20. Method according to claim 18, which includes performing the scanning on a clamped printing plate in the printing machine.

21. Method according to claim 1, which includes controlling the dampening-medium feed in accordance with the evaluation signals generated by the scanning of the ink-free areas.

22. Method according to claim 1, which includes comparing the evaluated signals generated by the scanning of the ink-free areas with a reference value and forming a dampening-medium deficiency signal therefrom only if a respective evaluated signal deviates from the reference value, and increasing dampening-medium feed if a dampening-medium deficiency signal is formed, and stepwise reducing dampening-medium feed if no dampening-medium deficiency signal is formed.

23. Method according to claim 3, which includes determining the area parts by counting area elements at which the values of scanning signals associated with the area elements deviate from the corresponding reference values.

24. Method according to claim 1, which includes feeding the signals generated by the scanning of the areas to an image-processing system.

25. Device for controlling dampening-medium feed in an offset printing machine, comprising opto-electric transducer means for scanning ink-free and inked areas of a printed image and generating corresponding signals of respective values, means for feeding the signal to a microprocessor having means for comparing the respective values of said signals with corresponding stored reference values, means for increasing dampening-medium feed when the scanning-signal values of the ink-free areas deviate from the reference values thereof, and means for storing a signal for reducing the dampening-medium feed when said scanning signal values of the inked areas deviate from said reference values thereof.

26. Device for performing a method of controlling dampening-medium feed in an offset printing machine, comprising a measuring head having an opto-electric sensor, means for traversing said measuring head so as to scan a printed image having inked and ink-free areas therein, said measuring head having means for generating signals with values corresponding to the scanned areas, means for conducting said generated signals to a computer having means for comparing said signal values with corresponding stored reference values, and means for signalling a deviation of the values of said scanned signals from the corresponding reference values.

27. Device according to claim 26, including means for controlling adjusting elements to respectively increase and decrease dampening-medium feed when the scanning signal values deviate from the corresponding reference values.

28. Device according to claim 26, wherein said sensor is a line sensor.

29. Device according to claim 26, wherein said sensor is an area sensor.

30. Device according to claim 26, wherein said computer has means for determining a position of an edge between the inked and the ink-free areas of the printed image from the signals generated by said signal-generating means in accordance with the scanning of said areas.

31. Device according to claim 29, wherein said line sensor is formed with a cylindrical lens having a curvature extending transversely to a longitudinal direction of said line sensor.

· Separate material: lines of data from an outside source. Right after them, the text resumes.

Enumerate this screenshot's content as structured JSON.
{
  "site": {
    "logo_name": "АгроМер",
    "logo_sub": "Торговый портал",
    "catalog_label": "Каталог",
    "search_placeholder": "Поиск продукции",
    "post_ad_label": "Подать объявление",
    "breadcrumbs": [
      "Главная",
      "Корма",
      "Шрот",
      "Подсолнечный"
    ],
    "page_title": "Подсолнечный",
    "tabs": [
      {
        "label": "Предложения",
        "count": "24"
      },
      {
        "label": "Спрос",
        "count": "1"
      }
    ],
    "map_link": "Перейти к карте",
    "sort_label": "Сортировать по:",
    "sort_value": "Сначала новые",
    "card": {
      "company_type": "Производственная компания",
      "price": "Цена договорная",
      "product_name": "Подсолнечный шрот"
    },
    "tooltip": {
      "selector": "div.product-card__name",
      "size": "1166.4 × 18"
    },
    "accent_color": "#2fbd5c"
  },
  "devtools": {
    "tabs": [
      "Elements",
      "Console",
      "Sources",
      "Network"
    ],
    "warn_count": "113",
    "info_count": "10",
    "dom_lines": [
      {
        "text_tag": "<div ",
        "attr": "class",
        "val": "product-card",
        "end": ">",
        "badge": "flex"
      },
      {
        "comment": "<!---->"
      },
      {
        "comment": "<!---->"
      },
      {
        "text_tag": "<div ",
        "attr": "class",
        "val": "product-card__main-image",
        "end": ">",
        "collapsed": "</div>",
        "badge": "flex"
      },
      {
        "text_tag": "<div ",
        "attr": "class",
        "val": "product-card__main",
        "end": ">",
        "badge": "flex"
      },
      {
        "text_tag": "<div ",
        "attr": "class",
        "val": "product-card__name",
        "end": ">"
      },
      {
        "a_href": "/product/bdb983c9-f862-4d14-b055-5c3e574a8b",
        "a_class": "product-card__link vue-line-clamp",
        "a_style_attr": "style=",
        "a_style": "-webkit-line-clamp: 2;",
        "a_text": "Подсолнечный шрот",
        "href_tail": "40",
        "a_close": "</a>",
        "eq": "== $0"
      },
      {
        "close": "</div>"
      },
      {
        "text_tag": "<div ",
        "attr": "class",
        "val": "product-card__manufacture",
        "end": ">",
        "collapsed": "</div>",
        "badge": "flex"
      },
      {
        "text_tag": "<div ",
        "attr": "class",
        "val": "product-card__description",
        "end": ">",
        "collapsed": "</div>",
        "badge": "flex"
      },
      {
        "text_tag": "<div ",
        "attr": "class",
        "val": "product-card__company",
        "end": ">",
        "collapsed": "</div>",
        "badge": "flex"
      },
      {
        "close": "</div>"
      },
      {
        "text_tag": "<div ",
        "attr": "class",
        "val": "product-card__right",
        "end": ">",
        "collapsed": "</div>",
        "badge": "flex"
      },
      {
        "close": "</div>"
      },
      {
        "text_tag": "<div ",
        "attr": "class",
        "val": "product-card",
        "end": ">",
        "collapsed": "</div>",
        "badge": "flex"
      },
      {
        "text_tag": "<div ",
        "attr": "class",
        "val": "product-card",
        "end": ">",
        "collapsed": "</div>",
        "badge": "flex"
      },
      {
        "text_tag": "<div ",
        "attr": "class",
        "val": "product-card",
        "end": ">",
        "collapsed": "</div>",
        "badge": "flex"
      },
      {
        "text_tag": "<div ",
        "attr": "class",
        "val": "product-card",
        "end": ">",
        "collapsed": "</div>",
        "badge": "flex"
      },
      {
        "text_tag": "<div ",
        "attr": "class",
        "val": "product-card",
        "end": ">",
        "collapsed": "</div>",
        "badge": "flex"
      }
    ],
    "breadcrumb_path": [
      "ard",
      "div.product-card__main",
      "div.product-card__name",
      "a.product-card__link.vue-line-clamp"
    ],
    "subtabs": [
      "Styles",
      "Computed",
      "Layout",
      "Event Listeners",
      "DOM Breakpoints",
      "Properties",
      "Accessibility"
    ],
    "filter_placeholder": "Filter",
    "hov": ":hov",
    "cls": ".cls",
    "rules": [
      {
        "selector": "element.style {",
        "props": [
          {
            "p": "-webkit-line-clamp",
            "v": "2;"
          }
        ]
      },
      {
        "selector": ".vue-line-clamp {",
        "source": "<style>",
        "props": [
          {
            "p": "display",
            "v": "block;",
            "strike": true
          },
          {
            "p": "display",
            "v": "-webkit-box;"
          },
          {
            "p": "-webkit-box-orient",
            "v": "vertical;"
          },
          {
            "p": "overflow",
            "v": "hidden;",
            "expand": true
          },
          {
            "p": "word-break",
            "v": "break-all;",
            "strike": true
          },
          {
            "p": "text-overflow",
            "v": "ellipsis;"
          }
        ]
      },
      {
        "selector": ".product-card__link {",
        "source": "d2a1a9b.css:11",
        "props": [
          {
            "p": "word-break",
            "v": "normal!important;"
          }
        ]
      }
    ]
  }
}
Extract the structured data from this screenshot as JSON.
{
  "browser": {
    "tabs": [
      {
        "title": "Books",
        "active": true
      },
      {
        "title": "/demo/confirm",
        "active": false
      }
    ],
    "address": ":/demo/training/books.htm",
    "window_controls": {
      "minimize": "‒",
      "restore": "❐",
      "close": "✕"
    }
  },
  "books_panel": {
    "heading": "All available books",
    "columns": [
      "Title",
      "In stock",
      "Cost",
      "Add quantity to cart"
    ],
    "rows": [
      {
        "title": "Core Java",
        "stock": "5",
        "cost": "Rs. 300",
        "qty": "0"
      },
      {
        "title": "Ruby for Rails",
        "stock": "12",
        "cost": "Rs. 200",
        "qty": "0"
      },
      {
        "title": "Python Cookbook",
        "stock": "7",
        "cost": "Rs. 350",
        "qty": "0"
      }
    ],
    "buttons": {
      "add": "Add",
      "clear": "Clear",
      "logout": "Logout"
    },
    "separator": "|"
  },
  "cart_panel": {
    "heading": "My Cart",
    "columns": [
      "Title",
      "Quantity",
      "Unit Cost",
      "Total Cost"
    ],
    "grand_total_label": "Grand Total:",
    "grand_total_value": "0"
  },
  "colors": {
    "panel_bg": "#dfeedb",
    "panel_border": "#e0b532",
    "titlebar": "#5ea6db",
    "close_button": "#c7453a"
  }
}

32. Device according to claim 29, including a screen monitor for displaying an enlargement of the respectively scanned areas thereon.

33. Method of controlling dampening-medium feed in an offset printing machine, which comprises scanning inked and ink-free areas of a printed image by means of an opto-electric transducer and generating corresponding signals of respective values, feeding the signals to a microprocessor and comparing the respective values thereof with corresponding reference values, and determining therefrom any corrections for the dampening-medium feed.

34. Device for controlling dampening-medium feed in an offset printing machine, comprising opto-electric transducer means for scanning ink-free and inked areas of a printed image and generating corresponding signals of respective values, means for feeding the signal to a microprocessor having means for comparing the respective values of said signals with corresponding stored reference values, and means for determining corrections for the dampening-medium feed.